The market-leading Internet brokerage firm said Monday that it would acquire Card Capture Services Inc., a closely held ATM deployer in Portland, Ore., which owns 8,500 machines in the United States, Canada, and Mexico. E-Trade plans to convert many of the terminals to "financial services kiosks" that would give customers access to all E-Trade products, which include brokerage accounts, mutual funds, and basic banking services. E-Trade bought Telebank, a prominent Internet-only bank, in January. E-Trade's deal follows a path blazed by American Express Co., which swooped in on the ATM market this year by buying more than 4,000 machines from Electronic Data Systems Corp. of Plano, Tex., bringing its total to 8,672. Miffed at being excluded from Visa's and MasterCard's ATM networks, Amex said it would build its own distribution system.

E-Trade of Menlo Park, Calif., and American Express of New York, now have more ATMs than all but one brick-and-mortar bank - Bank of America Corp., which operated about 14,000 machines at midyear 1999. E-Trade says it is not done buying ATMs: Card Capture's machines generate 3.1 million transactions a month, and the new owners are targeting 5 million transactions a month by yearend.

Card Capture has ATMs in Rite Aid Corp. drug stores, Safeway Inc. supermarkets, and other merchant locations. Those machines will be branded by E-Trade, and some may be upgraded to kiosks within 90 to 120 days, said Mitchell Caplan, chief banking officer of E-Trade.

Mr. Caplan said the kiosks will be used to cross-sell all E-Trade services, which could one day include credit cards, debit cards, insurance products, and consumer loans. E-Trade will retain Card Capture's management team.

"You want to be able to penetrate that mainstream banking customer who you know is interested in Internet banking, does not go into a branch ever, but uses an ATM," Mr. Caplan said. Since E-Trade is focusing on international expansion, Card Capture's presence in Canada and Mexico were appealing, he said.

Terms of the deal, expected to close in the spring or early summer, were not disclosed.

E-Trade and Telebank - which this month topped $3 billion in deposits - said the ATM deal overcomes one of the final barriers to the widespread adoption of Internet banking: a physical distribution channel.

Christos M. Cotsakos, chairman of the board and chief executive officer of E-Trade, said in a statement, "As we continue building a powerful on-line financial hub for today's consumers, offering our customers a network of conveniently located ATMs will enable E-Trade to capture a growing share of wallet and continue diversifying our revenue streams."

Industry experts said the deal affirms the new era of financial services convergence. "I think it's a smart move" by E-Trade, said Henry H. McVey, vice president in equity research at Morgan Stanley Dean Witter & Co. "The bottom line is that you need some type of physical branch, particularly for companies that are offering banking services, and this deal clearly gets that for E-Trade."

Observers said American Express and E-Trade are leveraging different strengths.

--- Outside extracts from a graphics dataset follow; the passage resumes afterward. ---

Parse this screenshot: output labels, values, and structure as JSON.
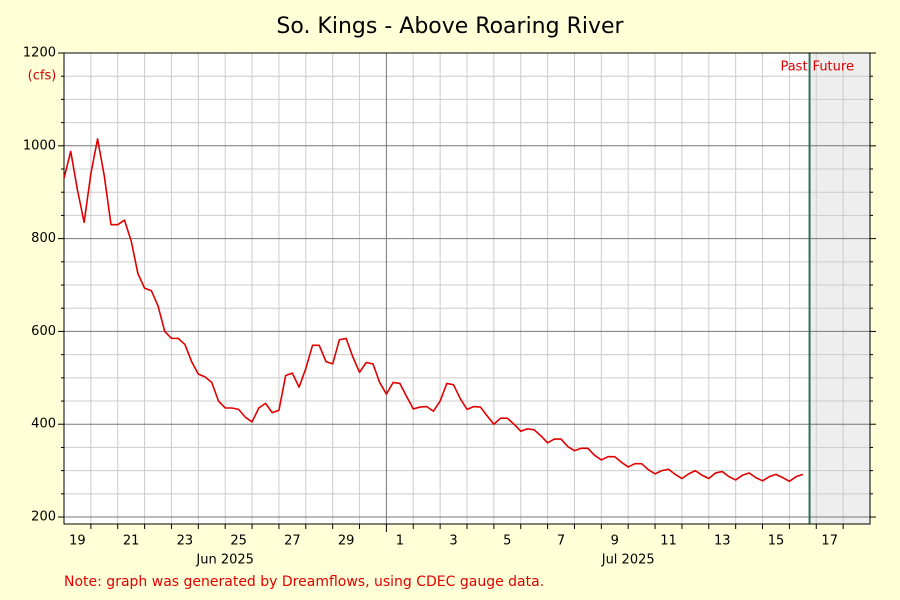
{
  "chart_data": {
    "type": "line",
    "title": "So. Kings - Above Roaring River",
    "ylabel": "(cfs)",
    "note": "Note: graph was generated by Dreamflows, using CDEC gauge data.",
    "annotations": [
      {
        "text": "Past"
      },
      {
        "text": "Future"
      }
    ],
    "now": "2025-07-16 18:00",
    "xlim": [
      "2025-06-19 00:00",
      "2025-07-19 00:00"
    ],
    "ylim": [
      185,
      1200
    ],
    "yticks": [
      200,
      400,
      600,
      800,
      1000,
      1200
    ],
    "y_minor_ticks": [
      250,
      300,
      350,
      450,
      500,
      550,
      650,
      700,
      750,
      850,
      900,
      950,
      1050,
      1100,
      1150
    ],
    "grid": true,
    "xticks": [
      {
        "value": "2025-06-19 12:00",
        "label": "19"
      },
      {
        "value": "2025-06-21 12:00",
        "label": "21"
      },
      {
        "value": "2025-06-23 12:00",
        "label": "23"
      },
      {
        "value": "2025-06-25 12:00",
        "label": "25"
      },
      {
        "value": "2025-06-27 12:00",
        "label": "27"
      },
      {
        "value": "2025-06-29 12:00",
        "label": "29"
      },
      {
        "value": "2025-07-01 12:00",
        "label": "1"
      },
      {
        "value": "2025-07-03 12:00",
        "label": "3"
      },
      {
        "value": "2025-07-05 12:00",
        "label": "5"
      },
      {
        "value": "2025-07-07 12:00",
        "label": "7"
      },
      {
        "value": "2025-07-09 12:00",
        "label": "9"
      },
      {
        "value": "2025-07-11 12:00",
        "label": "11"
      },
      {
        "value": "2025-07-13 12:00",
        "label": "13"
      },
      {
        "value": "2025-07-15 12:00",
        "label": "15"
      },
      {
        "value": "2025-07-17 12:00",
        "label": "17"
      }
    ],
    "month_labels": [
      {
        "value": "2025-06-25 00:00",
        "label": "Jun 2025"
      },
      {
        "value": "2025-07-10 00:00",
        "label": "Jul 2025"
      }
    ],
    "x_major_grid": [
      "2025-07-01 00:00"
    ],
    "x_minor_grid": [
      "2025-06-20 00:00",
      "2025-06-21 00:00",
      "2025-06-22 00:00",
      "2025-06-23 00:00",
      "2025-06-24 00:00",
      "2025-06-25 00:00",
      "2025-06-26 00:00",
      "2025-06-27 00:00",
      "2025-06-28 00:00",
      "2025-06-29 00:00",
      "2025-06-30 00:00",
      "2025-07-02 00:00",
      "2025-07-03 00:00",
      "2025-07-04 00:00",
      "2025-07-05 00:00",
      "2025-07-06 00:00",
      "2025-07-07 00:00",
      "2025-07-08 00:00",
      "2025-07-09 00:00",
      "2025-07-10 00:00",
      "2025-07-11 00:00",
      "2025-07-12 00:00",
      "2025-07-13 00:00",
      "2025-07-14 00:00",
      "2025-07-15 00:00",
      "2025-07-16 00:00",
      "2025-07-17 00:00",
      "2025-07-18 00:00"
    ],
    "x": [
      "2025-06-19 00:00",
      "2025-06-19 06:00",
      "2025-06-19 12:00",
      "2025-06-19 18:00",
      "2025-06-20 00:00",
      "2025-06-20 06:00",
      "2025-06-20 12:00",
      "2025-06-20 18:00",
      "2025-06-21 00:00",
      "2025-06-21 06:00",
      "2025-06-21 12:00",
      "2025-06-21 18:00",
      "2025-06-22 00:00",
      "2025-06-22 06:00",
      "2025-06-22 12:00",
      "2025-06-22 18:00",
      "2025-06-23 00:00",
      "2025-06-23 06:00",
      "2025-06-23 12:00",
      "2025-06-23 18:00",
      "2025-06-24 00:00",
      "2025-06-24 06:00",
      "2025-06-24 12:00",
      "2025-06-24 18:00",
      "2025-06-25 00:00",
      "2025-06-25 06:00",
      "2025-06-25 12:00",
      "2025-06-25 18:00",
      "2025-06-26 00:00",
      "2025-06-26 06:00",
      "2025-06-26 12:00",
      "2025-06-26 18:00",
      "2025-06-27 00:00",
      "2025-06-27 06:00",
      "2025-06-27 12:00",
      "2025-06-27 18:00",
      "2025-06-28 00:00",
      "2025-06-28 06:00",
      "2025-06-28 12:00",
      "2025-06-28 18:00",
      "2025-06-29 00:00",
      "2025-06-29 06:00",
      "2025-06-29 12:00",
      "2025-06-29 18:00",
      "2025-06-30 00:00",
      "2025-06-30 06:00",
      "2025-06-30 12:00",
      "2025-06-30 18:00",
      "2025-07-01 00:00",
      "2025-07-01 06:00",
      "2025-07-01 12:00",
      "2025-07-01 18:00",
      "2025-07-02 00:00",
      "2025-07-02 06:00",
      "2025-07-02 12:00",
      "2025-07-02 18:00",
      "2025-07-03 00:00",
      "2025-07-03 06:00",
      "2025-07-03 12:00",
      "2025-07-03 18:00",
      "2025-07-04 00:00",
      "2025-07-04 06:00",
      "2025-07-04 12:00",
      "2025-07-04 18:00",
      "2025-07-05 00:00",
      "2025-07-05 06:00",
      "2025-07-05 12:00",
      "2025-07-05 18:00",
      "2025-07-06 00:00",
      "2025-07-06 06:00",
      "2025-07-06 12:00",
      "2025-07-06 18:00",
      "2025-07-07 00:00",
      "2025-07-07 06:00",
      "2025-07-07 12:00",
      "2025-07-07 18:00",
      "2025-07-08 00:00",
      "2025-07-08 06:00",
      "2025-07-08 12:00",
      "2025-07-08 18:00",
      "2025-07-09 00:00",
      "2025-07-09 06:00",
      "2025-07-09 12:00",
      "2025-07-09 18:00",
      "2025-07-10 00:00",
      "2025-07-10 06:00",
      "2025-07-10 12:00",
      "2025-07-10 18:00",
      "2025-07-11 00:00",
      "2025-07-11 06:00",
      "2025-07-11 12:00",
      "2025-07-11 18:00",
      "2025-07-12 00:00",
      "2025-07-12 06:00",
      "2025-07-12 12:00",
      "2025-07-12 18:00",
      "2025-07-13 00:00",
      "2025-07-13 06:00",
      "2025-07-13 12:00",
      "2025-07-13 18:00",
      "2025-07-14 00:00",
      "2025-07-14 06:00",
      "2025-07-14 12:00",
      "2025-07-14 18:00",
      "2025-07-15 00:00",
      "2025-07-15 06:00",
      "2025-07-15 12:00",
      "2025-07-15 18:00",
      "2025-07-16 00:00",
      "2025-07-16 06:00",
      "2025-07-16 12:00"
    ],
    "series": [
      {
        "name": "Flow",
        "color": "#e00000",
        "values": [
          930,
          988,
          905,
          835,
          940,
          1015,
          935,
          830,
          830,
          840,
          795,
          725,
          693,
          688,
          655,
          600,
          585,
          585,
          572,
          535,
          508,
          502,
          490,
          450,
          435,
          435,
          432,
          415,
          405,
          435,
          445,
          425,
          430,
          505,
          510,
          480,
          520,
          570,
          570,
          535,
          530,
          582,
          585,
          545,
          512,
          533,
          530,
          490,
          465,
          490,
          488,
          460,
          433,
          437,
          438,
          428,
          450,
          488,
          485,
          455,
          432,
          438,
          437,
          418,
          400,
          413,
          413,
          400,
          385,
          390,
          388,
          375,
          360,
          368,
          368,
          352,
          343,
          348,
          348,
          333,
          323,
          330,
          330,
          318,
          308,
          315,
          315,
          302,
          293,
          300,
          303,
          292,
          283,
          293,
          300,
          290,
          283,
          295,
          298,
          287,
          280,
          290,
          295,
          285,
          278,
          287,
          292,
          285,
          277,
          287,
          292
        ]
      }
    ]
  }
}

Amex has the conventional brand name, E-Trade, the Internet recognition.

Joanne Fisher, a spokeswoman for American Express, called E-Trade's move good for her company, since it could help consumers get used to using ATMs as advanced banking channels. Last year American Express introduced an Internet banking service called Membership Banking. More recently, it announced a pact with 7-Eleven convenience stores to outfit 200 stores in Texas with ATMs that can cash checks, wire money, and do other advanced applications. Down the line, American Express executives foresee using Web technology at all their ATMs.